Anatomy demonstrated
- Temporomandibular joint space.
- Mandibular condyle, condylar neck and process.
- Articular fossa of temporal bone.
- Articular eminence.
- Relationship of condyle to fossa in closed-mouth position.
- Condylar movement in open-mouth position.
Patient preparation
- Verify patient identity.
- Remove glasses, earrings, dentures, hairpins.
- Position patient upright or prone in true lateral position.
- Affected side toward IR; mid-sagittal plane parallel to IR.
- IOML (infraorbitomeatal line) parallel to long axis of IR.
- Closed-mouth position: teeth gently clenched together.
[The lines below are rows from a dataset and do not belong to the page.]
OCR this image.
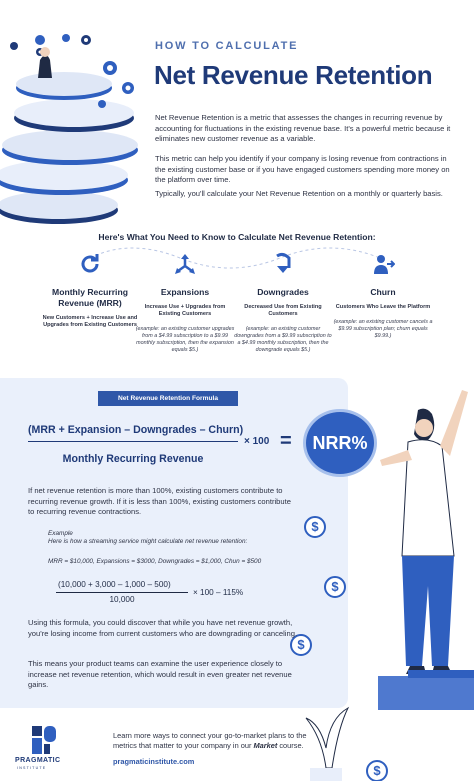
HOW TO CALCULATE
Net Revenue Retention
Net Revenue Retention is a metric that assesses the changes in recurring revenue by accounting for fluctuations in the existing revenue base. It's a powerful metric because it eliminates new customer revenue as a variable.
This metric can help you identify if your company is losing revenue from contractions in the existing customer base or if you have engaged customers spending more money on the platform over time.
Typically, you'll calculate your Net Revenue Retention on a monthly or quarterly basis.
Here's What You Need to Know to Calculate Net Revenue Retention:
Monthly Recurring Revenue (MRR)
New Customers + Increase Use and Upgrades from Existing Customers
Expansions
Increase Use + Upgrades from Existing Customers
(example: an existing customer upgrades from a $4.99 subscription to a $9.99 monthly subscription, then the expansion equals $5.)
Downgrades
Decreased Use from Existing Customers
(example: an existing customer downgrades from a $9.99 subscription to a $4.99 monthly subscription, then the downgrade equals $5.)
Churn
Customers Who Leave the Platform
(example: an existing customer cancels a $9.99 subscription plan; churn equals $9.99.)
Net Revenue Retention Formula
(MRR + Expansion – Downgrades – Churn)
Monthly Recurring Revenue
× 100 =	NRR%
$
$
$
$
If net revenue retention is more than 100%, existing customers contribute to recurring revenue growth. If it is less than 100%, existing customers contribute to recurring revenue contractions.
Example
Here is how a streaming service might calculate net revenue retention:
MRR = $10,000, Expansions = $3000, Downgrades = $1,000, Chun = $500
(10,000 + 3,000 – 1,000 – 500)
10,000
× 100 – 115%
Using this formula, you could discover that while you have net revenue growth, you're losing income from current customers who are downgrading or canceling.
This means your product teams can examine the user experience closely to increase net revenue retention, which would result in even greater net revenue gains.
PRAGMATIC
INSTITUTE
Learn more ways to connect your go-to-market plans to the metrics that matter to your company in our Market course.
pragmaticinstitute.com
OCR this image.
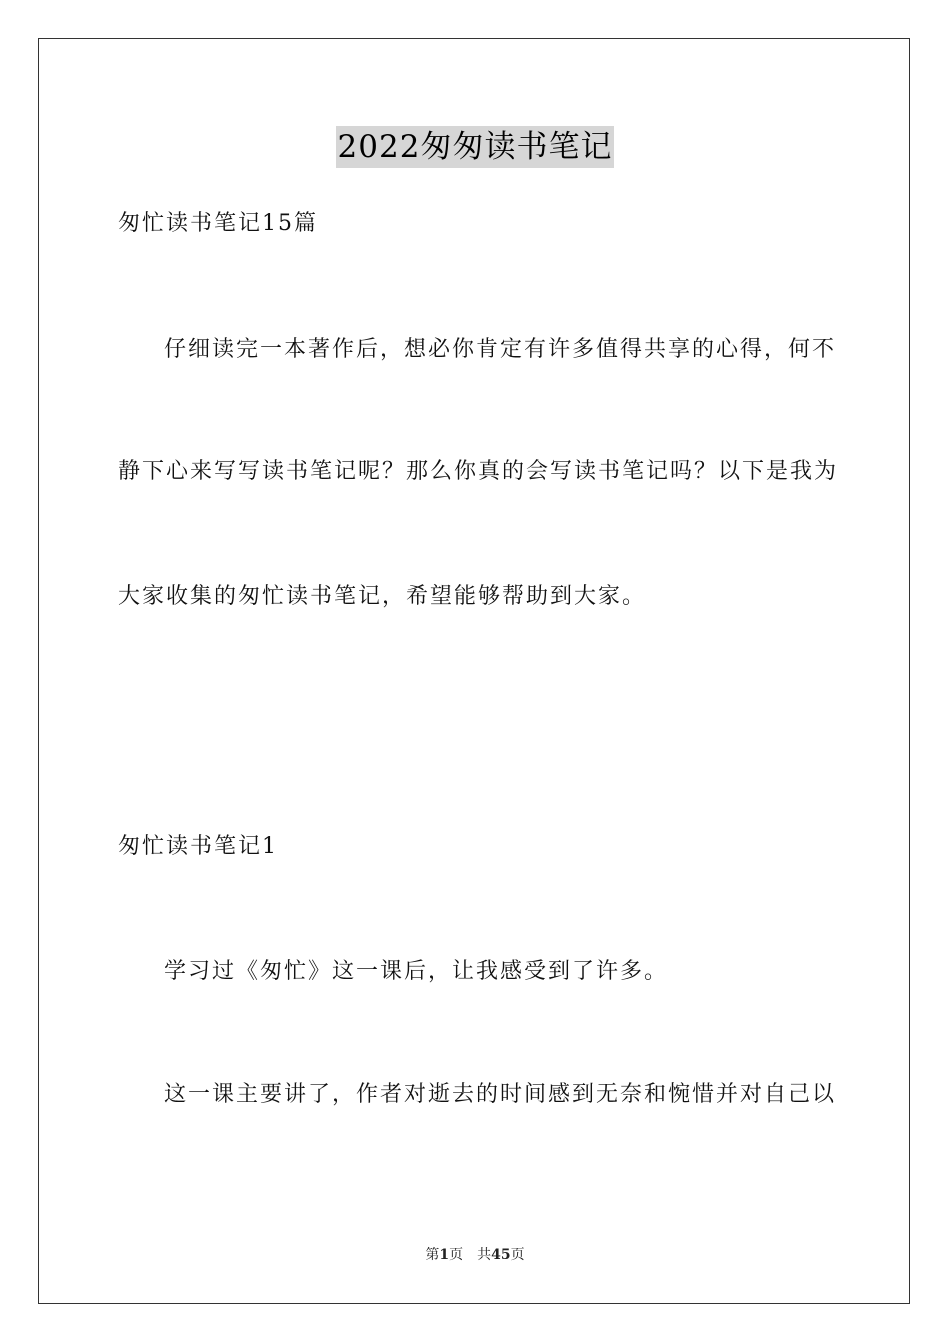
2022匆匆读书笔记
匆忙读书笔记15篇
仔细读完一本著作后，想必你肯定有许多值得共享的心得，何不
静下心来写写读书笔记呢？那么你真的会写读书笔记吗？以下是我为
大家收集的匆忙读书笔记，希望能够帮助到大家。
匆忙读书笔记1
学习过《匆忙》这一课后，让我感受到了许多。
这一课主要讲了，作者对逝去的时间感到无奈和惋惜并对自己以
第1页 共45页
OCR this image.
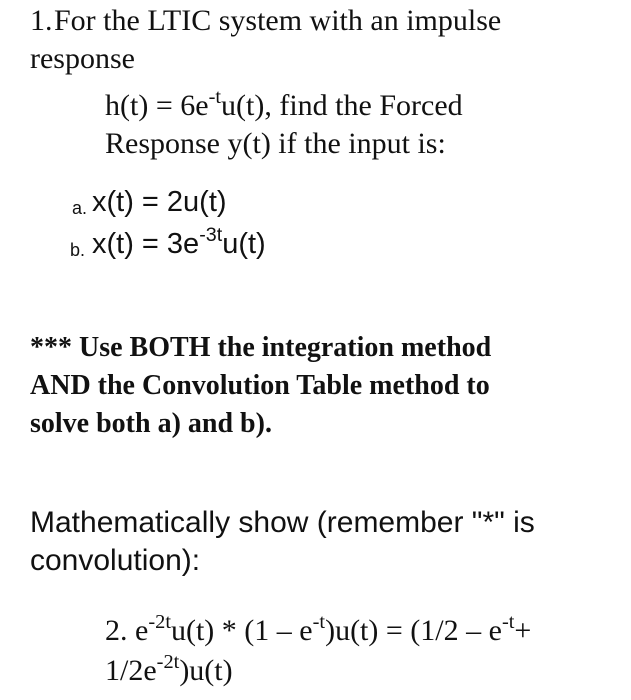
1. For the LTIC system with an impulse
response
$h(t) = 6e^{-t}u(t)$, find the Forced
Response y(t) if the input is:
a. x(t) = 2u(t)
b. $x(t) = 3e^{-3t}u(t)$
*** Use BOTH the integration method
AND the Convolution Table method to
solve both a) and b).
Mathematically show (remember "*" is
convolution):
2. $e^{-2t}u(t) * (1 - e^{-t})u(t) = (1/2 - e^{-t}+$
$1/2e^{-2t})u(t)$
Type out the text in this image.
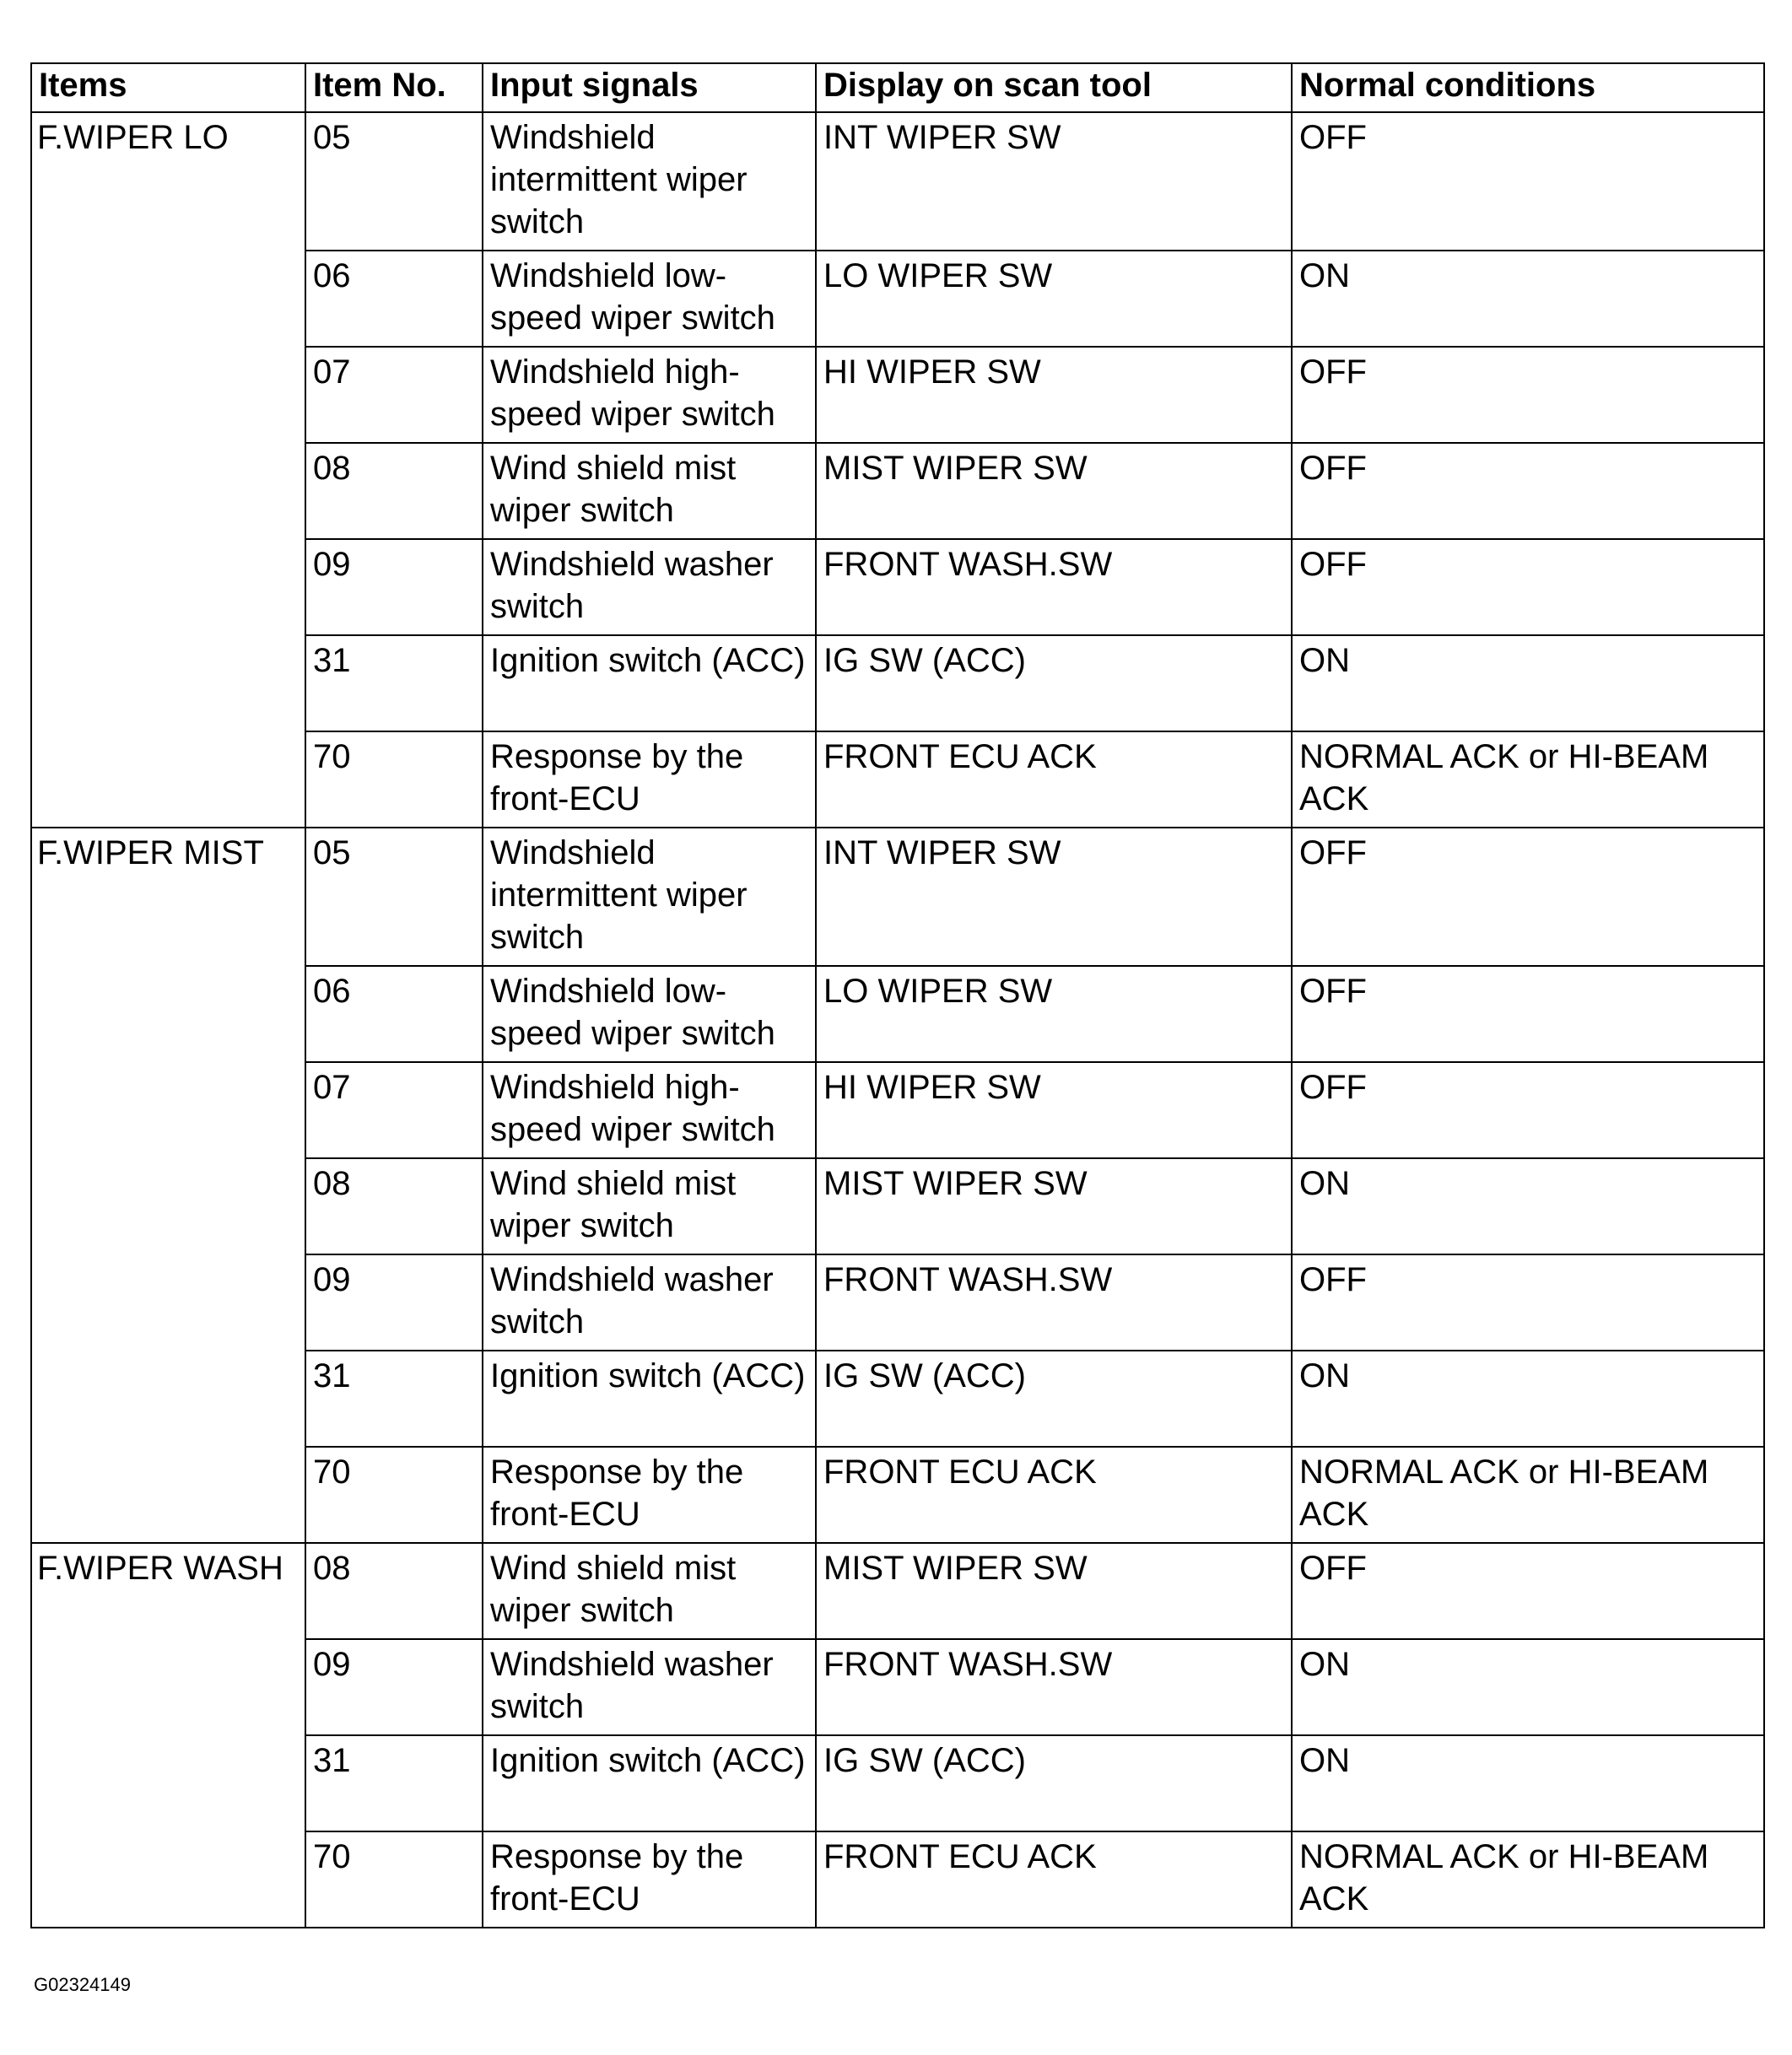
Items	Item No.	Input signals	Display on scan tool	Normal conditions
F.WIPER LO	05	Windshield intermittent wiper switch	INT WIPER SW	OFF
	06	Windshield low-speed wiper switch	LO WIPER SW	ON
	07	Windshield high-speed wiper switch	HI WIPER SW	OFF
	08	Wind shield mist wiper switch	MIST WIPER SW	OFF
	09	Windshield washer switch	FRONT WASH.SW	OFF
	31	Ignition switch (ACC)	IG SW (ACC)	ON
	70	Response by the front-ECU	FRONT ECU ACK	NORMAL ACK or HI-BEAM ACK
F.WIPER MIST	05	Windshield intermittent wiper switch	INT WIPER SW	OFF
	06	Windshield low-speed wiper switch	LO WIPER SW	OFF
	07	Windshield high-speed wiper switch	HI WIPER SW	OFF
	08	Wind shield mist wiper switch	MIST WIPER SW	ON
	09	Windshield washer switch	FRONT WASH.SW	OFF
	31	Ignition switch (ACC)	IG SW (ACC)	ON
	70	Response by the front-ECU	FRONT ECU ACK	NORMAL ACK or HI-BEAM ACK
F.WIPER WASH	08	Wind shield mist wiper switch	MIST WIPER SW	OFF
	09	Windshield washer switch	FRONT WASH.SW	ON
	31	Ignition switch (ACC)	IG SW (ACC)	ON
	70	Response by the front-ECU	FRONT ECU ACK	NORMAL ACK or HI-BEAM ACK
G02324149
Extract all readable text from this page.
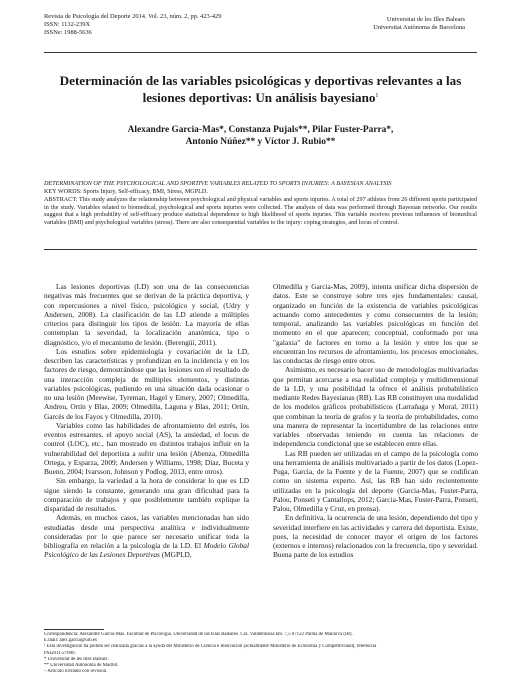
Revista de Psicología del Deporte 2014. Vol. 23, núm. 2, pp. 423-429
ISSN: 1132-239X
ISSNe: 1988-5636
Universitat de les Illes Balears
Universitat Autònoma de Barcelona
Determinación de las variables psicológicas y deportivas relevantes a las lesiones deportivas: Un análisis bayesiano$^1$
Alexandre Garcia-Mas*, Constanza Pujals**, Pilar Fuster-Parra*,
Antonio Núñez** y Víctor J. Rubio**
DETERMINATION OF THE PSYCHOLOGICAL AND SPORTIVE VARIABLES RELATED TO SPORTS INJURIES: A BAYESIAN ANALYSIS
KEY WORDS: Sports Injury, Self-efficacy, BMI, Stress, MGPLD.
ABSTRACT: This study analyzes the relationship between psychological and physical variables and sports injuries. A total of 297 athletes from 26 different sports participated in the study. Variables related to biomedical, psychological and sports injuries were collected. The analysis of data was performed through Bayesian networks. Our results suggest that a high probability of self-efficacy produce statistical dependence to high likelihood of sports injuries. This variable receives previous influences of biomedical variables (BMI) and psychological variables (stress). There are also consequential variables to the injury: coping strategies, and locus of control.

Las lesiones deportivas (LD) son una de las consecuencias negativas más frecuentes que se derivan de la práctica deportiva, y con repercusiones a nivel físico, psicológico y social, (Udry y Andersen, 2008). La clasificación de las LD atiende a múltiples criterios para distinguir los tipos de lesión. La mayoría de ellas contemplan la severidad, la localización anatómica, tipo o diagnóstico, y/o el mecanismo de lesión. (Berengüí, 2011).

Los estudios sobre epidemiología y covariación de la LD, describen las características y profundizan en la incidencia y en los factores de riesgo, demostrándose que las lesiones son el resultado de una interacción compleja de múltiples elementos, y distintas variables psicológicas, pudiendo en una situación dada ocasionar o no una lesión (Meewise, Tyreman, Hagel y Emery, 2007; Olmedilla, Andreu, Ortín y Blas, 2009; Olmedilla, Laguna y Blas, 2011; Ortín, Garcés de los Fayos y Olmedilla, 2010).

Variables como las habilidades de afrontamiento del estrés, los eventos estresantes, el apoyo social (AS), la ansiedad, el locus de control (LOC), etc., han mostrado en distintos trabajos influir en la vulnerabilidad del deportista a sufrir una lesión (Abenza, Olmedilla Ortega, y Esparza, 2009; Andersen y Williams, 1998; Díaz, Buceta y Bueno, 2004; Ivarsson, Johnson y Podlog, 2013, entre otros).

Sin embargo, la variedad a la hora de considerar lo que es LD sigue siendo la constante, generando una gran dificultad para la comparación de trabajos y que posiblemente también explique la disparidad de resultados.

Además, en muchos casos, las variables mencionadas han sido estudiadas desde una perspectiva analítica e individualmente consideradas por lo que parece ser necesario unificar toda la bibliografía en relación a la psicología de la LD. El Modelo Global Psicológico de las Lesiones Deportivas (MGPLD,

Olmedilla y Garcia-Mas, 2009), intenta unificar dicha dispersión de datos. Este se construye sobre tres ejes fundamentales: causal, organizado en función de la existencia de variables psicológicas actuando como antecedentes y como consecuentes de la lesión; temporal, analizando las variables psicológicas en función del momento en el que aparecen; conceptual, conformado por una "galaxia" de factores en torno a la lesión y entre los que se encuentran los recursos de afrontamiento, los procesos emocionales, las conductas de riesgo entre otros.

Asimismo, es necesario hacer uso de metodologías multivariadas que permitan acercarse a esa realidad compleja y multidimensional de la LD, y una posibilidad la ofrece el análisis probabilístico mediante Redes Bayesianas (RB). Las RB constituyen una modalidad de los modelos gráficos probabilísticos (Larrañaga y Moral, 2011) que combinan la teoría de grafos y la teoría de probabilidades, como una manera de representar la incertidumbre de las relaciones entre variables observadas teniendo en cuenta las relaciones de independencia condicional que se establecen entre ellas.

Las RB pueden ser utilizadas en el campo de la psicología como una herramienta de análisis multivariado a partir de los datos (Lopez-Puga, Garcia, de la Fuente y de la Fuente, 2007) que se codifican como un sistema experto. Así, las RB han sido recientemente utilizadas en la psicología del deporte (Garcia-Mas, Fuster-Parra, Palou, Ponseti y Cantallops, 2012; Garcia-Mas, Fuster-Parra, Ponseti, Palou, Olmedilla y Cruz, en prensa).

En definitiva, la ocurrencia de una lesión, dependiendo del tipo y severidad interfiere en las actividades y carrera del deportista. Existe, pues, la necesidad de conocer mayor el origen de los factores (externos e internos) relacionados con la frecuencia, tipo y severidad. Buena parte de los estudios

Correspondencia: Alexandre Garcia-Mas. Facultad de Psicología. Universidad de las Islas Baleares. Cra. Valldemossa km. 7,5 07122 Palma de Mallorca (IB).
E.mail: alex.garcia@uib.es
¹ Esta investigación ha podido ser realizada gracias a la ayuda del Ministerio de Ciencia e Innovación (actualmente Ministerio de Economía y Competitividad), referencia
PSI2011-27000.
* Universitat de les Illes Balears.
** Universidad Autónoma de Madrid.
– Artículo invitado con revisión.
- Open-mouth position: open approximately 1 inch; suspend respiration.
Position & centering point
TMJ articulation. Can be closed-mouth or open-mouth position.
Central ray
CR angled 25-30° caudad, horizontal to IR.
Exposure / technique
- kVp
- 70–80
- mAs
- 12–20
- SID
- 40" (102 cm)
- Notes
- CR angle 25-30 degrees. Perform both closed and open mouth for function.
Image-quality criteria
- Joint space clearly visualized.
- Condyle centered in articular fossa.
- Mandibular condyle and temporal articular surface outlined.
- No superimposition of TMJ by mandibular ramus.
- Detail of condylar process and articular surfaces.
- Minimal surrounding anatomic structures.
Common errors / ARRT traps
- 1 CR not angled 25-30 degrees: condyle superimposed on ramus.
- 2 Rotation: joint space not clearly visualized.
- 3 Tilt: condyle appears elongated or shortened.
- 4 Mouth not closed or properly opened: inconsistent positioning.
- 5 CR not horizontal: anatomic distortion.
Clinical indications
- Temporomandibular joint dysfunction assessment.
- TMJ arthritis evaluation.
- Condylar fracture or dislocation assessment.
- TMJ functional evaluation: closed vs. open mouth.
- Pre- or post-operative TMJ follow-up.
Aligned to the 2025 ARRT Content Specifications.